Uma vez que esquecemos ou obscurecemos o significado de "salvação" (ou" redenção", ou "regeneração") e o substituímos por expiação simples ou mero perdão de pecados, jamais seremos capazes de alcançar um retorno coerente para a existência humana concreta. Jamais seremos capazes de deixar claro exatamente o que a nossa vida tem a ver com a nossa "salvação". Uma prova clara disso são os esforços fúteis de cristãos através dos séculos de- alinhavar obediência – ou "obras" ou "leis" – à graça, ou insistir que Cristo não pode ser nosso Salvador sem ser também nosso Senhor. (ED)
A fé deve então estar relacionada com obras, seguindo Lutero, parte para a mesma consequência de Bonhoeffer, só tem fé que é obediente, só o obediente tem fé...No "Espírito das Disciplinas" ele apresenta três dimensões disto:
1. A presença de um novo poder dentro do indivíduo, irrompendo numa ruptura com o passado por meio do arrependimento e a liberação de perdão.
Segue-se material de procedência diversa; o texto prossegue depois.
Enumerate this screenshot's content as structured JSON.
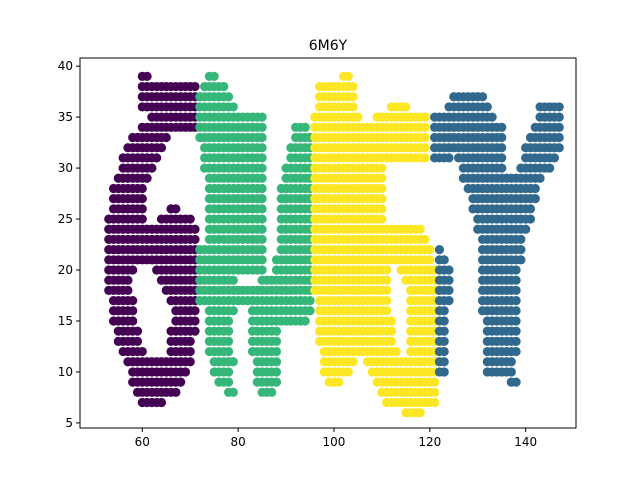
{
  "chart_data": {
    "type": "scatter",
    "title": "6M6Y",
    "xlabel": "",
    "ylabel": "",
    "xlim": [
      47,
      150.5
    ],
    "ylim": [
      4.5,
      40.8
    ],
    "xticks": [
      60,
      80,
      100,
      120,
      140
    ],
    "yticks": [
      5,
      10,
      15,
      20,
      25,
      30,
      35,
      40
    ],
    "grid": false,
    "legend": "none",
    "colors": [
      "#440154",
      "#35b779",
      "#fde725",
      "#31688e"
    ],
    "series": [
      {
        "color": "#440154",
        "runs": [
          [
            39,
            60,
            61
          ],
          [
            38,
            60,
            71
          ],
          [
            37,
            60,
            71
          ],
          [
            36,
            60,
            71
          ],
          [
            35,
            62,
            71
          ],
          [
            34,
            60,
            71
          ],
          [
            33,
            58,
            65
          ],
          [
            32,
            57,
            64
          ],
          [
            31,
            56,
            63
          ],
          [
            30,
            56,
            62
          ],
          [
            29,
            55,
            61
          ],
          [
            28,
            54,
            60
          ],
          [
            27,
            54,
            60
          ],
          [
            26,
            54,
            60
          ],
          [
            26,
            66,
            67
          ],
          [
            25,
            53,
            60
          ],
          [
            25,
            64,
            70
          ],
          [
            24,
            53,
            71
          ],
          [
            23,
            53,
            71
          ],
          [
            22,
            53,
            71
          ],
          [
            21,
            53,
            71
          ],
          [
            20,
            53,
            58
          ],
          [
            20,
            63,
            71
          ],
          [
            19,
            53,
            57
          ],
          [
            19,
            64,
            71
          ],
          [
            18,
            53,
            57
          ],
          [
            18,
            65,
            71
          ],
          [
            17,
            54,
            58
          ],
          [
            17,
            66,
            71
          ],
          [
            16,
            54,
            58
          ],
          [
            16,
            67,
            71
          ],
          [
            15,
            54,
            58
          ],
          [
            15,
            67,
            71
          ],
          [
            14,
            55,
            59
          ],
          [
            14,
            66,
            71
          ],
          [
            13,
            55,
            59
          ],
          [
            13,
            66,
            70
          ],
          [
            12,
            56,
            60
          ],
          [
            12,
            66,
            70
          ],
          [
            11,
            57,
            70
          ],
          [
            10,
            58,
            69
          ],
          [
            9,
            58,
            68
          ],
          [
            8,
            59,
            67
          ],
          [
            7,
            60,
            64
          ]
        ]
      },
      {
        "color": "#35b779",
        "runs": [
          [
            39,
            74,
            75
          ],
          [
            38,
            73,
            77
          ],
          [
            37,
            72,
            78
          ],
          [
            36,
            72,
            79
          ],
          [
            35,
            72,
            85
          ],
          [
            34,
            72,
            85
          ],
          [
            34,
            92,
            94
          ],
          [
            33,
            72,
            85
          ],
          [
            33,
            92,
            95
          ],
          [
            32,
            73,
            85
          ],
          [
            32,
            91,
            95
          ],
          [
            31,
            73,
            85
          ],
          [
            31,
            91,
            95
          ],
          [
            30,
            73,
            85
          ],
          [
            30,
            90,
            95
          ],
          [
            29,
            74,
            85
          ],
          [
            29,
            90,
            95
          ],
          [
            28,
            74,
            85
          ],
          [
            28,
            89,
            95
          ],
          [
            27,
            74,
            85
          ],
          [
            27,
            89,
            95
          ],
          [
            26,
            74,
            85
          ],
          [
            26,
            89,
            95
          ],
          [
            25,
            74,
            85
          ],
          [
            25,
            89,
            95
          ],
          [
            24,
            74,
            85
          ],
          [
            24,
            89,
            95
          ],
          [
            23,
            74,
            85
          ],
          [
            23,
            89,
            95
          ],
          [
            22,
            72,
            85
          ],
          [
            22,
            89,
            95
          ],
          [
            21,
            72,
            85
          ],
          [
            21,
            88,
            95
          ],
          [
            20,
            72,
            85
          ],
          [
            20,
            88,
            95
          ],
          [
            19,
            72,
            79
          ],
          [
            19,
            85,
            95
          ],
          [
            18,
            72,
            95
          ],
          [
            17,
            72,
            95
          ],
          [
            16,
            74,
            79
          ],
          [
            16,
            83,
            95
          ],
          [
            15,
            74,
            78
          ],
          [
            15,
            83,
            94
          ],
          [
            14,
            74,
            78
          ],
          [
            14,
            83,
            88
          ],
          [
            13,
            74,
            78
          ],
          [
            13,
            83,
            88
          ],
          [
            12,
            74,
            78
          ],
          [
            12,
            83,
            88
          ],
          [
            11,
            75,
            79
          ],
          [
            11,
            84,
            88
          ],
          [
            10,
            75,
            78
          ],
          [
            10,
            84,
            88
          ],
          [
            9,
            76,
            78
          ],
          [
            9,
            84,
            88
          ],
          [
            8,
            78,
            79
          ],
          [
            8,
            85,
            87
          ]
        ]
      },
      {
        "color": "#fde725",
        "runs": [
          [
            39,
            102,
            103
          ],
          [
            38,
            97,
            104
          ],
          [
            37,
            97,
            104
          ],
          [
            36,
            97,
            104
          ],
          [
            36,
            112,
            113
          ],
          [
            36,
            114,
            115
          ],
          [
            35,
            96,
            105
          ],
          [
            35,
            109,
            119
          ],
          [
            34,
            96,
            119
          ],
          [
            33,
            96,
            119
          ],
          [
            32,
            96,
            119
          ],
          [
            31,
            96,
            119
          ],
          [
            30,
            96,
            110
          ],
          [
            29,
            96,
            110
          ],
          [
            28,
            96,
            110
          ],
          [
            27,
            96,
            110
          ],
          [
            26,
            96,
            110
          ],
          [
            25,
            96,
            110
          ],
          [
            24,
            96,
            118
          ],
          [
            23,
            96,
            119
          ],
          [
            22,
            96,
            120
          ],
          [
            21,
            96,
            120
          ],
          [
            20,
            96,
            111
          ],
          [
            20,
            114,
            121
          ],
          [
            19,
            96,
            111
          ],
          [
            19,
            115,
            121
          ],
          [
            18,
            96,
            111
          ],
          [
            18,
            116,
            121
          ],
          [
            17,
            97,
            111
          ],
          [
            17,
            116,
            121
          ],
          [
            16,
            97,
            111
          ],
          [
            16,
            116,
            121
          ],
          [
            15,
            97,
            112
          ],
          [
            15,
            116,
            121
          ],
          [
            14,
            97,
            112
          ],
          [
            14,
            116,
            121
          ],
          [
            13,
            97,
            112
          ],
          [
            13,
            116,
            121
          ],
          [
            12,
            98,
            113
          ],
          [
            12,
            116,
            121
          ],
          [
            11,
            98,
            104
          ],
          [
            11,
            107,
            121
          ],
          [
            10,
            98,
            103
          ],
          [
            10,
            108,
            121
          ],
          [
            9,
            99,
            101
          ],
          [
            9,
            109,
            121
          ],
          [
            8,
            110,
            121
          ],
          [
            7,
            111,
            121
          ],
          [
            6,
            115,
            118
          ]
        ]
      },
      {
        "color": "#31688e",
        "runs": [
          [
            37,
            125,
            131
          ],
          [
            36,
            124,
            132
          ],
          [
            36,
            143,
            147
          ],
          [
            35,
            121,
            133
          ],
          [
            35,
            143,
            147
          ],
          [
            34,
            121,
            135
          ],
          [
            34,
            142,
            147
          ],
          [
            33,
            121,
            135
          ],
          [
            33,
            141,
            147
          ],
          [
            32,
            121,
            135
          ],
          [
            32,
            140,
            147
          ],
          [
            31,
            121,
            124
          ],
          [
            31,
            126,
            135
          ],
          [
            31,
            140,
            146
          ],
          [
            30,
            127,
            135
          ],
          [
            30,
            139,
            145
          ],
          [
            29,
            127,
            143
          ],
          [
            28,
            128,
            142
          ],
          [
            27,
            129,
            142
          ],
          [
            26,
            129,
            141
          ],
          [
            25,
            130,
            141
          ],
          [
            24,
            130,
            140
          ],
          [
            23,
            131,
            139
          ],
          [
            22,
            122,
            122
          ],
          [
            22,
            131,
            139
          ],
          [
            21,
            122,
            123
          ],
          [
            21,
            131,
            139
          ],
          [
            20,
            122,
            124
          ],
          [
            20,
            131,
            138
          ],
          [
            19,
            122,
            124
          ],
          [
            19,
            131,
            138
          ],
          [
            18,
            122,
            124
          ],
          [
            18,
            131,
            138
          ],
          [
            17,
            122,
            124
          ],
          [
            17,
            131,
            138
          ],
          [
            16,
            122,
            123
          ],
          [
            16,
            131,
            138
          ],
          [
            15,
            122,
            123
          ],
          [
            15,
            132,
            138
          ],
          [
            14,
            122,
            123
          ],
          [
            14,
            132,
            138
          ],
          [
            13,
            122,
            123
          ],
          [
            13,
            132,
            138
          ],
          [
            12,
            122,
            123
          ],
          [
            12,
            132,
            138
          ],
          [
            11,
            122,
            123
          ],
          [
            11,
            132,
            137
          ],
          [
            10,
            122,
            123
          ],
          [
            10,
            132,
            137
          ],
          [
            9,
            137,
            138
          ]
        ]
      }
    ]
  }
}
A folha seca automaticamente cai do ramo quando uma nova folha surge. Assim, temos a representação bíblica do arrependimento, bem como dão, como algo dado por Deus (Salmo 80.3; 8504; Atos 5.31; Romanos 2:4 e Timóteo 2.25).
2. Uma transformação imediata, mas também gradual do caráter e da personalidade do indivíduo (2 Co 5.17; Rm 5.1-5; 2 Pe l:4-l1).
3.Um poder significativo, sobre-humano, sobre os males deste presente século e do mundo, exercido tanto pelo indivíduo como pela Igreja coletiva ("Foi-me dada toda a autoridade nos céus e na terra. Portanto, vão..." – Mt 28.18).
Para terminar minha questão, pego a resposta de outro livro de Willard, A GRANDE OMISSÃO

Uma mente abarrotada de desculpas pode transformar o discipulado num mistério ou pode considerá-lo algo a ser temido. Mas não há nenhum mistério no desejo e na intenção de ser como alguém — isso é algo extremamente comum. E se, de fato, estamos decididos a ser como Cristo, isso ficará evidente para todas as pessoas mais atentas ao nosso redor, assim como para nós. É claro que as atitudes que definem o discípulo não podem ser colocadas em prática nos dias de hoje deixando a família e o trabalho para seguir Jesus em suas viagens pelo país. Mas o discipulado pode ser concretizado ao aprendermos ativamente como amar os inimigos, abençoar os que nos perseguem e suportar com longanimidade um opressor — ou seja, colocar em prática pela graça as transformações interiores da fé, do amor e da esperança. Esses atos — realizados pela pessoa disciplinada que manifesta graça, paz e alegria — tornam o discipulado tão tangível e espantoso hoje quanto aquelas deserções do passado distante. Qualquer um que entrar no Caminho verá isso e, ao mesmo tempo, verá por experiência própria que não há nada de assustador no discipulado.